Small business loan rates are major factor of the total sum of the loan
repayment. The higher the loan rate the higher will be the total sum to be repaid. Understanding the factors that will determine the loan rate enables
you to negotiate for cheaper loans.
Cheaper loans in essence
mean that the interest rates, which are a direct equivalent of the rates, will be lower. This site is full of
resources to help match you up with the appropriate loan program. Here are some few factors that determine the small business loan rates you
will pay:
Length of period: The period of repayment of a loan will determine the
small business loan rates you have to pay. This is because the exposure to risk of
default to a lender is greater with a longer period of repayment. It is understood that the chances of managing
business risks in the long term is lower because the business can collapse due to unforeseen risks. The
management of the business may also change for the worse due to the death of the owner or transfer of ownership.
Some of the costs that would raise the loan rates in these circumstances include the high insurance cover
premiums levied. It is therefore advisable that where possible small business owners apply for short term
loans.
Credit worthy rating: This is a major factor of small business
loan rates. It is simply the history of loan repayment
that is derived from previous loan repayments. A prospective small business or the owner with a poor credit
rating, meaning poor records of repaying loans, is likely to attract the higher small business loan
rates.
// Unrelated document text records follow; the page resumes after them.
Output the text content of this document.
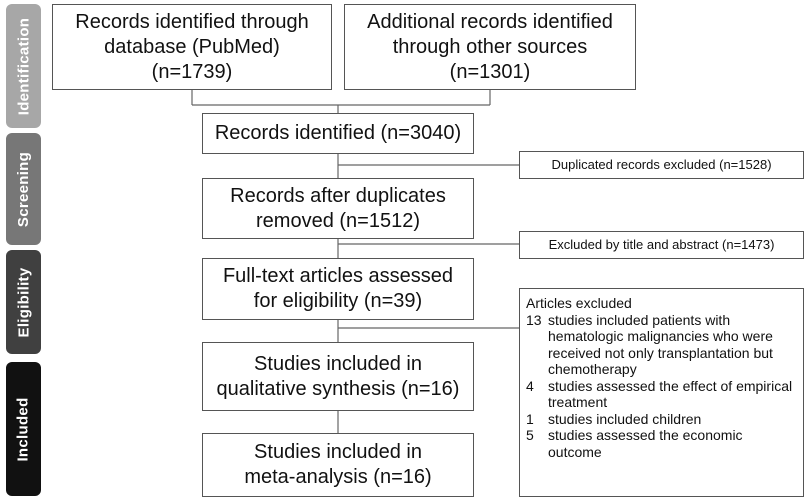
Identification
Screening
Eligibility
Included
Records identified through
database (PubMed)
(n=1739)
Additional records identified
through other sources
(n=1301)
Records identified (n=3040)
Duplicated records excluded (n=1528)
Records after duplicates
removed (n=1512)
Excluded by title and abstract (n=1473)
Full-text articles assessed
for eligibility (n=39)	Articles excluded
13 studies included patients with hematologic malignancies who were received not only transplantation but chemotherapy
4	studies assessed the effect of empirical treatment
1	studies included children
5	studies assessed the economic outcome
Studies included in
qualitative synthesis (n=16)
Studies included in
meta-analysis (n=16)
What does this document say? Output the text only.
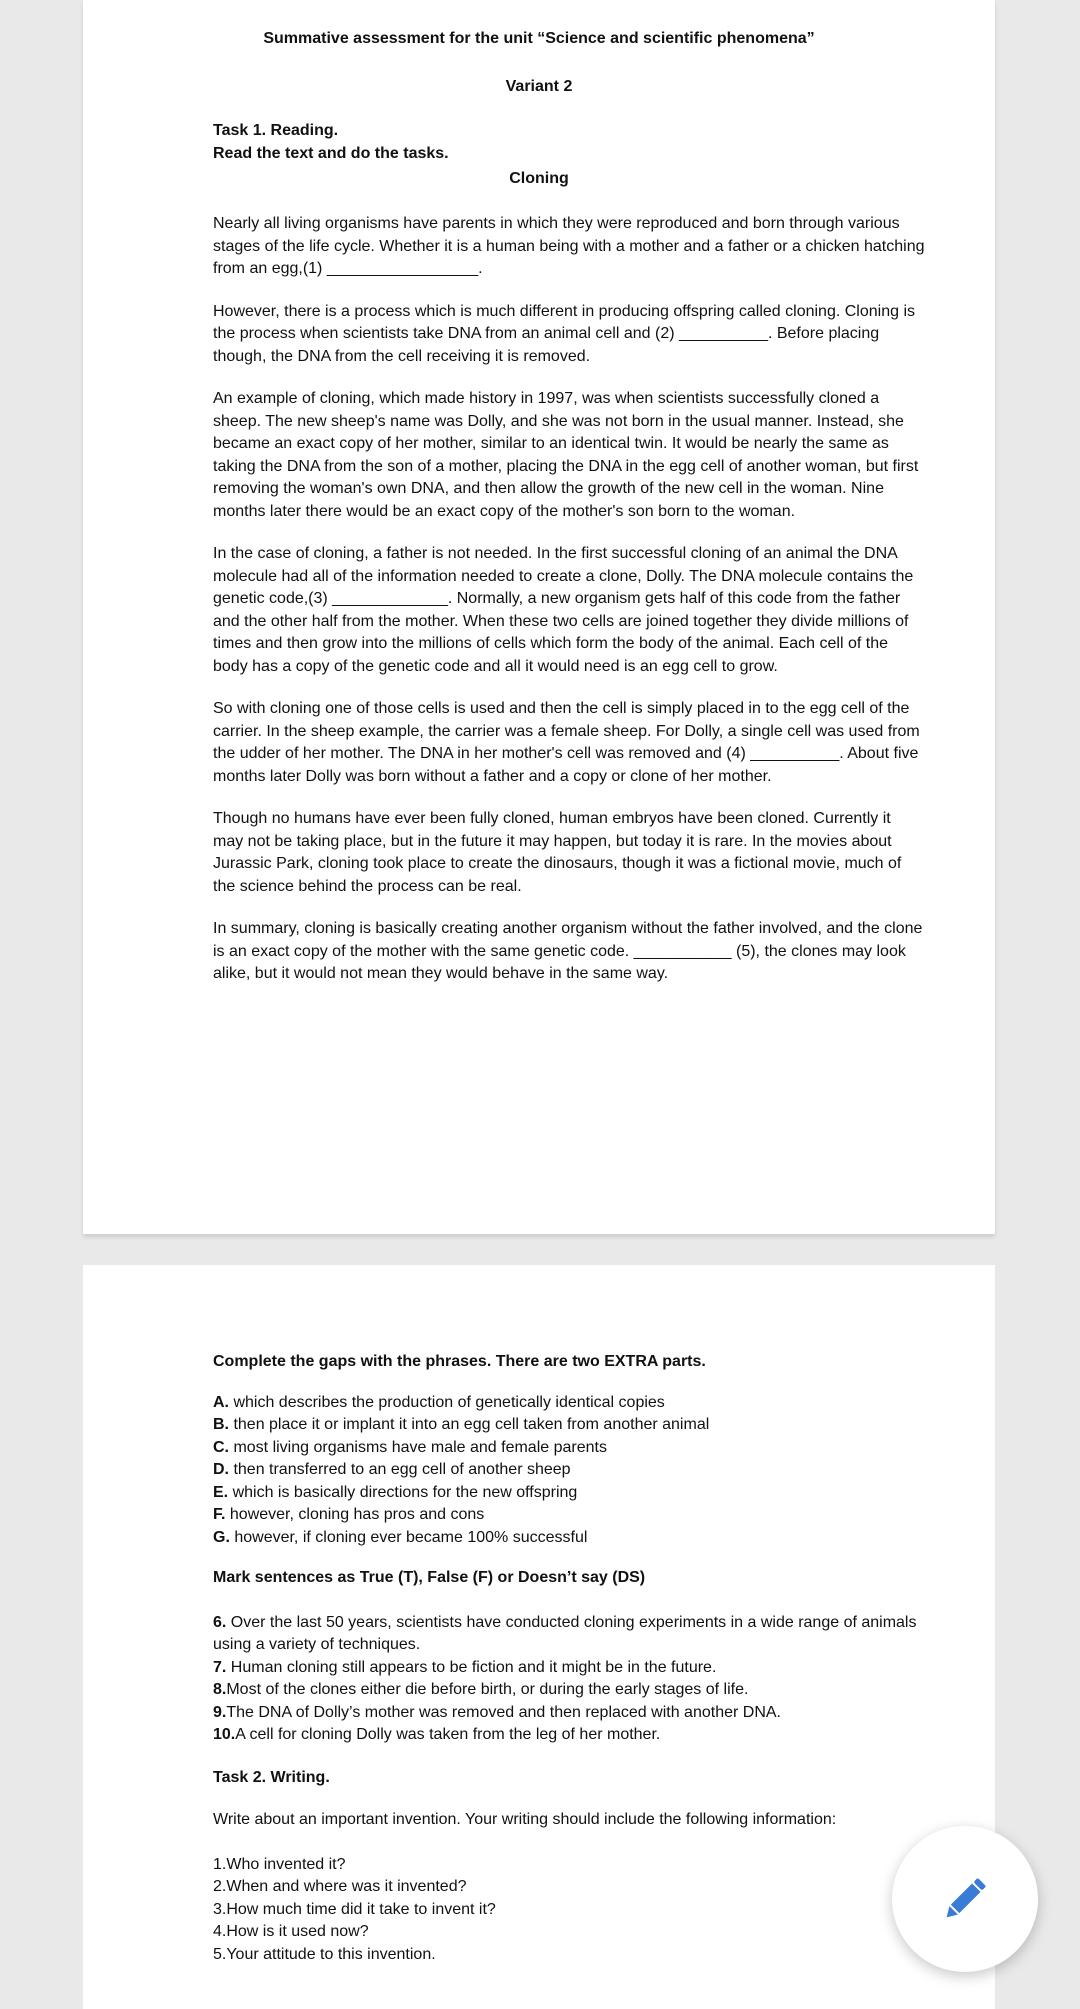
Summative assessment for the unit “Science and scientific phenomena”
Variant 2

Task 1. Reading.

Read the text and do the tasks.

Cloning

Nearly all living organisms have parents in which they were reproduced and born through various stages of the life cycle. Whether it is a human being with a mother and a father or a chicken hatching from an egg,(1) _________________.

However, there is a process which is much different in producing offspring called cloning. Cloning is the process when scientists take DNA from an animal cell and (2) __________. Before placing though, the DNA from the cell receiving it is removed.

An example of cloning, which made history in 1997, was when scientists successfully cloned a sheep. The new sheep's name was Dolly, and she was not born in the usual manner. Instead, she became an exact copy of her mother, similar to an identical twin. It would be nearly the same as taking the DNA from the son of a mother, placing the DNA in the egg cell of another woman, but first removing the woman's own DNA, and then allow the growth of the new cell in the woman. Nine months later there would be an exact copy of the mother's son born to the woman.

In the case of cloning, a father is not needed. In the first successful cloning of an animal the DNA molecule had all of the information needed to create a clone, Dolly. The DNA molecule contains the genetic code,(3) _____________. Normally, a new organism gets half of this code from the father and the other half from the mother. When these two cells are joined together they divide millions of times and then grow into the millions of cells which form the body of the animal. Each cell of the body has a copy of the genetic code and all it would need is an egg cell to grow.

So with cloning one of those cells is used and then the cell is simply placed in to the egg cell of the carrier. In the sheep example, the carrier was a female sheep. For Dolly, a single cell was used from the udder of her mother. The DNA in her mother's cell was removed and (4) __________. About five months later Dolly was born without a father and a copy or clone of her mother.

Though no humans have ever been fully cloned, human embryos have been cloned. Currently it may not be taking place, but in the future it may happen, but today it is rare. In the movies about Jurassic Park, cloning took place to create the dinosaurs, though it was a fictional movie, much of the science behind the process can be real.

In summary, cloning is basically creating another organism without the father involved, and the clone is an exact copy of the mother with the same genetic code. ___________ (5), the clones may look alike, but it would not mean they would behave in the same way.

Complete the gaps with the phrases. There are two EXTRA parts.

A. which describes the production of genetically identical copies

B. then place it or implant it into an egg cell taken from another animal

C. most living organisms have male and female parents

D. then transferred to an egg cell of another sheep

E. which is basically directions for the new offspring

F. however, cloning has pros and cons

G. however, if cloning ever became 100% successful

Mark sentences as True (T), False (F) or Doesn’t say (DS)

6. Over the last 50 years, scientists have conducted cloning experiments in a wide range of animals using a variety of techniques.

7. Human cloning still appears to be fiction and it might be in the future.

8.Most of the clones either die before birth, or during the early stages of life.

9.The DNA of Dolly’s mother was removed and then replaced with another DNA.

10.A cell for cloning Dolly was taken from the leg of her mother.

Task 2. Writing.

Write about an important invention. Your writing should include the following information:

1.Who invented it?

2.When and where was it invented?

3.How much time did it take to invent it?

4.How is it used now?

5.Your attitude to this invention.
Some lenders will not even separate the credit worth
rating of the owner separate from the business entity.
Size of loan: A larger loan will definitely attract higher small business
loan rates. The same reasons associated with long term loans
also apply in this case. A larger sum of loan has greater risks in defaults. To cover up for the risk, higher
interest rates are charged. The costs of insurance will also be inevitably higher.
Size of business: A larger business is presumed to be more stable than a
small business. This is because of the capital asset that the larger business entity may have. The risk rating
and the eventual small business loan rates charged will be lower for larger company. To tap into this benefit,
the small businesses can merge resources. This will provide them with a more convincing asset base that lowers
their risk rating. The result of this is lower small business loan rates.
The use of proceeds: The purpose of a loan will affect small business loan
rates. Loans spent as capital investments are deemed as more
secure than those spent on recurrent expenditures. It is assumed that the profits made from the capital
investment will be used to pay back the loan. Lenders to the small business that has invested are often willing
to provide technical support too.
Base lending rate or
bench mark interest rates: These are the minimum interest rates charged by a bank. It is based on the
average banks lending rates or the government’s provision. They may levy an additional % of the rate as their
profits. Check out for the lowest bank rates.